How Covid-19 has changed Kenyan drinking habits

Kenyan drinkers are consuming more spirits and less beer as a result of Covid-19 restrictions, according to regional market leader East African Breweries (EAB), in which Diageo has a majority stake. With Kenyan president Uhuru Kenyatta citing young people going out and consuming alcohol as a factor in the spread of Covid-19, sales of alcoholic drinks are currently only permitted until 7.30 p.m., with a complete ban on restaurant sales.
Speaking to The Africa Report, Risper Ohaga, chief financial officer of EAB, commented that the shift from beer to spirits was due to the fact that beer was more likely to be consumed out of home and less likely to be drunk at home than spirits. She added that while sales had bottomed out in June, “Customer behaviour will not bounce back soon and neither will their pockets.”
The fact that excise duty on spirits is lower than beer may also be a factor, with beer distributors calling on the government to postpone an inflation-linked increase in duty on beer planned for the next financial year. Excise duty currently accounts for around two-thirds of the retail price of beer in Kenya. “The government has focused on beer [as a source of revenue], as consumption is more widespread and generates more revenue than spirits,” Ohaga noted.
A trade group representing beer distributors recently claimed that around 13,500 bars in Kenya had permanently closed as a result of Covid-19. According to Phyllis Wakiaga, CEO of the Kenyan Association of Manufacturers, most makers of alcoholic drinks have seen their sales decline by between 30% and 70% since March.
A SagaPoll survey conducted in July 2020 found that 12% of Kenyan adults had recently consumed beer, with the average consumer partaking 1.6 times a week. Meanwhile, whiskey and vodka were found to be the most popular spirits, having been recently consumed by 10% and 9% of adults, respectively.
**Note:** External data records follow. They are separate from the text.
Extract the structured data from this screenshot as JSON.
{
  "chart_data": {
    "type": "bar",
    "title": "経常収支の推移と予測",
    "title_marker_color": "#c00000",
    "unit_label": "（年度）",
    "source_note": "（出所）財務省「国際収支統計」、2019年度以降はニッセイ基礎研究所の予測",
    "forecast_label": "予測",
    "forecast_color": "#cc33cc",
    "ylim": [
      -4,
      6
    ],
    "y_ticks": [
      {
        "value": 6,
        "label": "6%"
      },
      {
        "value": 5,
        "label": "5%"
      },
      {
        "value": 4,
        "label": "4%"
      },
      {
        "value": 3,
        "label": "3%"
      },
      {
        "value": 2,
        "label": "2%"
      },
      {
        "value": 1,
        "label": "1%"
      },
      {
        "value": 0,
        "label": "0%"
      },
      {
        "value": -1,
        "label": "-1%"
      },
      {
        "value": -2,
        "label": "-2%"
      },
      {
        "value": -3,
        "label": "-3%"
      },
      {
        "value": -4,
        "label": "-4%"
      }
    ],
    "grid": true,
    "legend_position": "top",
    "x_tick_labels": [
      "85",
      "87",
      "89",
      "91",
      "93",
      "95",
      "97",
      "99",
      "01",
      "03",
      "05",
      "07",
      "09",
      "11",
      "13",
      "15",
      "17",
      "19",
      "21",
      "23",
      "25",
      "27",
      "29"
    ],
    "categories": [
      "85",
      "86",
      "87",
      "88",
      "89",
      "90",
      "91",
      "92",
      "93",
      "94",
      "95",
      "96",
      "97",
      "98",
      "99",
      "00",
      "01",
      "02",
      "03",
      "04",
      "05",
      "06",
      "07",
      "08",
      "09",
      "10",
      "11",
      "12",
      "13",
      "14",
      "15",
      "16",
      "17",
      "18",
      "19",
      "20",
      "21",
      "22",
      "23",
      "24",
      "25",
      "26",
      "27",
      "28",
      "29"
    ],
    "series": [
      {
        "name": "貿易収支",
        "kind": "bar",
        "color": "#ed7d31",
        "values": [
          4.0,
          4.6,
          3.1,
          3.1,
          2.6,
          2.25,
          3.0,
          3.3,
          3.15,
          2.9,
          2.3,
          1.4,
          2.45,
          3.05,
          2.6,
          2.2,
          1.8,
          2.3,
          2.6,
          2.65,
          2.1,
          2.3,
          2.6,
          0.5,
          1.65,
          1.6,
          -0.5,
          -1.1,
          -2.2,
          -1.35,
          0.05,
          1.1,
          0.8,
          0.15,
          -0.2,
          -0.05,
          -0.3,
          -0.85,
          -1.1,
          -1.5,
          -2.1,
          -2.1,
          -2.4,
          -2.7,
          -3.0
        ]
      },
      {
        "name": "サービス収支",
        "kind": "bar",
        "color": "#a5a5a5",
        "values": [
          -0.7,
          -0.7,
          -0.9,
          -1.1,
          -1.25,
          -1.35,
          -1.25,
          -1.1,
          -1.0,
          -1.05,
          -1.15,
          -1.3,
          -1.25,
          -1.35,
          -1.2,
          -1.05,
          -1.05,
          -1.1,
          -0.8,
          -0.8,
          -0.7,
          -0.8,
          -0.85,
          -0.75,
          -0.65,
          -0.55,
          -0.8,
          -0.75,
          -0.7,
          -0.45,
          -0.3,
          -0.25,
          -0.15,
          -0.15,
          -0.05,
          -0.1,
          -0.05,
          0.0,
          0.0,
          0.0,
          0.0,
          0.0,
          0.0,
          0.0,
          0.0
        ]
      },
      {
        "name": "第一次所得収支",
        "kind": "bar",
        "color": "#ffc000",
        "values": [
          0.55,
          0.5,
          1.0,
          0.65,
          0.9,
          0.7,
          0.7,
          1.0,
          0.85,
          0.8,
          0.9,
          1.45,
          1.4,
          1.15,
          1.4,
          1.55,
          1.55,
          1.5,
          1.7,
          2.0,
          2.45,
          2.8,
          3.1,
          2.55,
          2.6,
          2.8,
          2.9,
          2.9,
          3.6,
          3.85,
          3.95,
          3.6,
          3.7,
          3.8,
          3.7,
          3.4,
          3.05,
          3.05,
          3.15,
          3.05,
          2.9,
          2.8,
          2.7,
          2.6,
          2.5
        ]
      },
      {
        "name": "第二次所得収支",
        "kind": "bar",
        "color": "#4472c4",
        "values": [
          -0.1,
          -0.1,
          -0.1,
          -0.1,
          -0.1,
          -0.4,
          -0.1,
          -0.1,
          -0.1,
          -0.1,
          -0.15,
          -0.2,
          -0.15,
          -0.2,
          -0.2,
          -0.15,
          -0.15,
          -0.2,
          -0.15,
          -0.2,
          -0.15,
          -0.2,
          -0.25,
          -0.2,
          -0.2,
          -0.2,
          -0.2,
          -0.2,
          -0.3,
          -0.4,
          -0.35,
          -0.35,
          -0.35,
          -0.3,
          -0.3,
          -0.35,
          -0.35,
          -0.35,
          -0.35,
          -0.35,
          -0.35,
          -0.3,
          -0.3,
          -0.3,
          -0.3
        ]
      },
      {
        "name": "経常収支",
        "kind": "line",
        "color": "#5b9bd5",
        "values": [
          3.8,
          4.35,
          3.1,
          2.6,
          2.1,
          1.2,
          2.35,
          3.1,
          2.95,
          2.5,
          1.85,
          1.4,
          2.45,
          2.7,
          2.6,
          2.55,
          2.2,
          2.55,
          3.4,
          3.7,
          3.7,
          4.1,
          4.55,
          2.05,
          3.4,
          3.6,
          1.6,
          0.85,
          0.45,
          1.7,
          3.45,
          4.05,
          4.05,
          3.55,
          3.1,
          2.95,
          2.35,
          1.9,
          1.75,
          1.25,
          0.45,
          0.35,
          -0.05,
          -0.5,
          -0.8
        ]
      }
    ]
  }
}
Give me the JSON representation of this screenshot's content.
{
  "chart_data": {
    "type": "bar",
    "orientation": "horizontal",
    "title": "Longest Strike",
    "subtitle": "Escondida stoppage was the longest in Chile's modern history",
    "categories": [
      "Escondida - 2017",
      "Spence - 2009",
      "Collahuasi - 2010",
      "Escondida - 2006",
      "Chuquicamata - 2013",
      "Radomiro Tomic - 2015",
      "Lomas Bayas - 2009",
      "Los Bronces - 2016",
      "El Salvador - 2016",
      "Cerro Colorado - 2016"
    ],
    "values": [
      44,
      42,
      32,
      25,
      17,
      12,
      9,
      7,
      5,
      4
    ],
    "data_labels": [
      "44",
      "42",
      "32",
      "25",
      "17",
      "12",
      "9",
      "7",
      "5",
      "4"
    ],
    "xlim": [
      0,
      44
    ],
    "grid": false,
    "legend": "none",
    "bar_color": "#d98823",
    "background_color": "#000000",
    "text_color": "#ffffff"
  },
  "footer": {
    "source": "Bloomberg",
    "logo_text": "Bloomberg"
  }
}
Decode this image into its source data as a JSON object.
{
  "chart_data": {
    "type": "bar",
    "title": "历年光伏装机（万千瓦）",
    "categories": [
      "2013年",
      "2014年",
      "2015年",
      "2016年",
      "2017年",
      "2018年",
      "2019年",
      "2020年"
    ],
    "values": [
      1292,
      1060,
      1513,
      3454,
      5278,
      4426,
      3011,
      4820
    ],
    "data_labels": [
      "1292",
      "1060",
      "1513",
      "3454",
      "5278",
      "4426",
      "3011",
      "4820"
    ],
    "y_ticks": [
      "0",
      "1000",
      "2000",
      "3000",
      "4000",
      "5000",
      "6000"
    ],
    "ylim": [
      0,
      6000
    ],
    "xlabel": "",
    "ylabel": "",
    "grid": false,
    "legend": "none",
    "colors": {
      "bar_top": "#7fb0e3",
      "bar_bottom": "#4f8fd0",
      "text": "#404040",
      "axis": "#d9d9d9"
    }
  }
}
An earlier SagaPoll survey conducted in May found that 54% of Kenyan drinkers had reduced their consumption of alcohol since the onset of Covid-19, compared with a figure of 49% in Cote d’Ivoire.
The Sagaci Research View: With no end currently in sight to this healthcare emergency and the discretionary incomes of many being squeezed, Kenyan consumers are unlikely to return to their pre-Covid drinking habits any time soon. A cut in excise duty, or at least a freeze, would bring some relief to brewers, but a cash-strapped government is likely to have other priorities at the moment.